Dazzling
Darkness: Gender, sexuality, illness and God
Rachel Mann
Wild Goose £11.50
(978-1-84952-241-0)
Church Times Bookshop £10.35 (Use code
CT618 )
THIS is not a comfortable
book to read. In it, the author, who describes herself as a trans,
lesbian, disabled, and chronically ill person, makes her
confession, beginning with a five-year-old boy's cherished yellow
Tonka truck, and ending with a middle-aged woman strolling the
seedy end of Stourport. Through gender dysmorphia, conversion to
faith, sex-reassignment surgery, and ordination, Mann charts a
growing experience of God, as the God who is unconditional love
becomes God who suffers alongside, and finally God who gives voice
to the broken and marginalised.
Her title quotes Vaughan's
"There is in God (some say) A deep but dazzling darkness", apposite
lines, since her story, told in language often itself poetic,
travels from initial euphoria of first faith into a "darkness of
possibility, like the darkness before the world began". Ultimately,
for her, Christian life is not so much about being consoled as
being stripped bare, naked before God and unashamed.
Critics of religion often
see faith as a panacea, but the author insists that truth is not
comfortable and rarely comforting. Being in the company of God is
about real and often brutal honesty.

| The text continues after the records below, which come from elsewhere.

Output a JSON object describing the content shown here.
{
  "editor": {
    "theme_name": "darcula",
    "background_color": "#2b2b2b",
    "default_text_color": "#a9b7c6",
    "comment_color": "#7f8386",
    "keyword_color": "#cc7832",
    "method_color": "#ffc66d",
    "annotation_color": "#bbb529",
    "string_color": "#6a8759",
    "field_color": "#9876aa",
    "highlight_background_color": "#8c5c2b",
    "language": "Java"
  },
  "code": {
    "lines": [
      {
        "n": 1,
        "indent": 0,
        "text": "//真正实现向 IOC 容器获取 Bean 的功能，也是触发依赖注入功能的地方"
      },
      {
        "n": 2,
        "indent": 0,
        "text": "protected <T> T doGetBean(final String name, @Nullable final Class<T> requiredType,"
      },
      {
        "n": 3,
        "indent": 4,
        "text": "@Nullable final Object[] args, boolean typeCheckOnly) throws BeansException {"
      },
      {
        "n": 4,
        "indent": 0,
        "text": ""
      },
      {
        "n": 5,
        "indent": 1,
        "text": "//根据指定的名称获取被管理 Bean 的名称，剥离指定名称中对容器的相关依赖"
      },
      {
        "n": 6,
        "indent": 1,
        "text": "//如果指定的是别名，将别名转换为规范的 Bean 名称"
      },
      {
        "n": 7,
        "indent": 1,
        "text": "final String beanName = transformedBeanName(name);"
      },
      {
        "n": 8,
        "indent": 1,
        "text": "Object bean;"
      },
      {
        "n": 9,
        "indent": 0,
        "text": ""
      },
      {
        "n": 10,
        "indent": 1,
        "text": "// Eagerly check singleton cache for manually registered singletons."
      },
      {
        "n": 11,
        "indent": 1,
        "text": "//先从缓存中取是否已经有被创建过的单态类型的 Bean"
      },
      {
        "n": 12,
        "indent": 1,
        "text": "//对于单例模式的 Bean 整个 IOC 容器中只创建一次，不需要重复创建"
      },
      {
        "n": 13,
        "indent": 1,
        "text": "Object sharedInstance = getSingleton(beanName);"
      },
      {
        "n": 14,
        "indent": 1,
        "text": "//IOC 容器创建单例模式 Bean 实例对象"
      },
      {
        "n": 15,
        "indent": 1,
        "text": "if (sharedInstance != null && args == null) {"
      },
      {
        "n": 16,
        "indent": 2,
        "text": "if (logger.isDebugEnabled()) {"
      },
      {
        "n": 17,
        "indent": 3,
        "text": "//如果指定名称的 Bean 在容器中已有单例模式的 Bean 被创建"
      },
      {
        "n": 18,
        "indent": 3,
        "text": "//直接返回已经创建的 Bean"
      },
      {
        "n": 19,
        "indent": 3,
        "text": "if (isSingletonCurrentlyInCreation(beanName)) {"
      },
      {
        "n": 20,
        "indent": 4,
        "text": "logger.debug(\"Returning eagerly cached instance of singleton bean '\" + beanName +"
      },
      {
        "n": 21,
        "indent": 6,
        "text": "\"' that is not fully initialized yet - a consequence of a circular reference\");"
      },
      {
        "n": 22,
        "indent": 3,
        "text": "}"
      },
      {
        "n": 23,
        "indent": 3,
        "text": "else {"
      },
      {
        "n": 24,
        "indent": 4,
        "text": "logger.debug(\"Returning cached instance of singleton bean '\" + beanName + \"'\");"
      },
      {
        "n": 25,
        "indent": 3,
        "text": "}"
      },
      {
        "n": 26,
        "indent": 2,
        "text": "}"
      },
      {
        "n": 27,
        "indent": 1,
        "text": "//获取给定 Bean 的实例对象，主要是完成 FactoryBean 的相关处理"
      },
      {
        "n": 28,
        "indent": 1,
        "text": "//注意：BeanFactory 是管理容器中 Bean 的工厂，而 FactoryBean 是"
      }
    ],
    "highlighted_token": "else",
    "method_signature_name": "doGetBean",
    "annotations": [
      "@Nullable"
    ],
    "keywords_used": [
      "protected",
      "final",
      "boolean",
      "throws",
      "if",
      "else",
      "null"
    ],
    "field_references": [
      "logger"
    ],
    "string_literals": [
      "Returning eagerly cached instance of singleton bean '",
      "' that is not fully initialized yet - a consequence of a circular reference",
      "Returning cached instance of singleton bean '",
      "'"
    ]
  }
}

She wrestles with God and
images of God, confessing that, in words of Belden Lane, "grace
comes sometimes like a kick in the teeth, leaving us broken, wholly
unable any longer to deny our need."
Mann's determination to
voice a particular journey occasionally leads to defensiveness;
and, because she outgrew it, she dismisses the kind of Christianity
that nurtured her early faith; but this is a book full of brave
insights, born of the wisdom of suffering. "We all create myths for
ourselves," Mann writes, admitting that all tellings of one's life
are selective. This engaging book also exposes myths, and its
greatest strength lies in its convincing challenge to the myth of a
comfortable God.
Dr Denise Inge is Honorary Senior Research Fellow at the
University of Worcester, and a Thomas Traherne specialist.